LIPUTAN.CO.ID, Yogyakarta – Empat anggota DPD RI dari daerah pemilihan Daerah Istimewa Yogyakarta, menggelar Rapat Kerja membahas persampahan di wilayah Daerah Istimewa Yogyakarta.

Keempat Anggota DPD RI yang hadir dalam Raker yang di Gedung DPD RI Perwakilan DIY, Kota Yogya, Selasa (8/4/2025), itu adalah Gusti Kanjeng Ratu atau GKR Hemas, Ahmad Syauqi Soeratno, Yashinta Sekarwangi Mega dan Hilmy Muhammad.

Rapat Kerja juga diikuti oleh perwakilan Dinas Lingkungan Hidup Kebersihan atau DLHK DI Yogyakarta, DLH Kota dan Kabupaten di DIY, serta aktivis lingkungan, mahasiswa dan akademisi.

GKR Hemas yang kini dipercaya jadi salah Pimpinan DPD RI mengungkapkan, persoalan pengelolaan sampah menjadi tantangan besar bagi pemerintah daerah, khususnya di kabupaten dan kota.

Dijelaskannya, seiring dengan pertumbuhan penduduk dan aktivitas ekonomi yang semakin meningkat, produksi sampah juga mengalami peningkatan signifikan.

Di sisi lain, lanjutnya, political will pemerintah kabupaten dan kota untuk menjadikan pengelolaan sampah sebagai prioritas cenderung masih minim.

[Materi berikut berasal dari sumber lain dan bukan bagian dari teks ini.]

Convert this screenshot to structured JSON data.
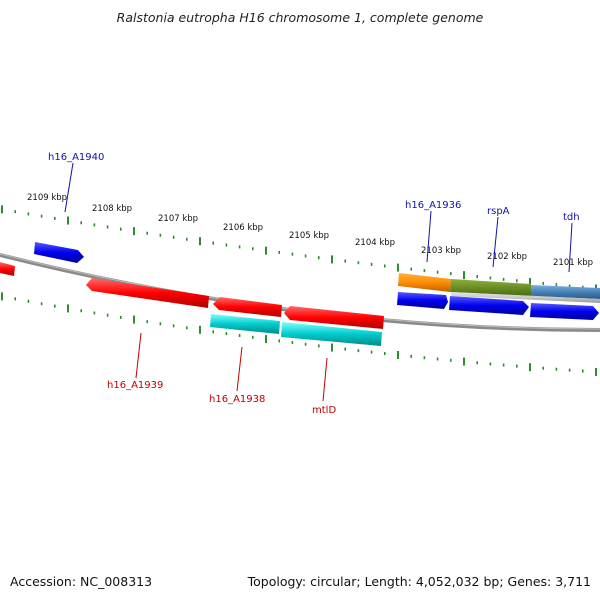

“Memang, kita tidak bisa serta-merta menyalahkan pemerintah, karena wisatawan yang datang minimal bisa ikut meminimalisir timbunan sampah,” kata GKR Hemas.

Dikatakannya, sejak tempat pembuangan sampat atau TPA Piyungan ditutup oleh Pemda Daerah Istimewa Yogyakarta, pada Mei 2024 yang lalu, muncul rentetan masalah baru di daerah tingkat dua.

Wakil Ketua DPD RI itu menilai penutupan TPA Piyungan ini tidak sepenuhnya menyelesaikan dampak lingkungan yang telah ada sejak TPA Piyungan dibangun.

“Pengelolaan sampah sudah tersentral di kabupaten dan kota. Tapi, masalahnya, ada keterbatasan ruang pengelolaan sampah. Terutama di kota, itu menjadi pekerjaan rumah tersendiri,” ujarnya.

Sedangkan Kepala Balai Pengelolaan Sampah DLHK DIY, Aris Prasena, menjelaskan, pihaknya kini fokus mengoptimalkan fasilitas pengolahan sampah yang ada di kabupaten dan kota, juga menambah kapasitas untuk mengatasi selisih sampah yang belum terolah, sehingga dampak timbunan di depo dapat diminimalisir.

“Kalau di kota lahannya terbatas, kita memberikan pinjam pakai lahan di TPA Piyungan. Itu jadi bagian untuk memperbaiki sistem di hilir, dengan fasilitas teknologi pengolahan,” ungkapnya.

Menurut Aris, Daerah Istimewa Yogyakarta sudah sepenuhnya berubah, mulai dari pembuangan sampah sistem landfill di TPA Piyungan, menjadi pengolahan di hilir.

Meski selisih antara limbah yang sudah dan belum terolah urung tertangani 100 persen, ia memastikan kota dan kabupaten sudah berprogres.

“Gunungkidul dan Kulon Progo juga mulai mengembangkan pengolahan sampah berbasis teknologi. Kita tidak ingin, apa yang terjadi di TPA Piyungan terulang di sana,” pungkasnya.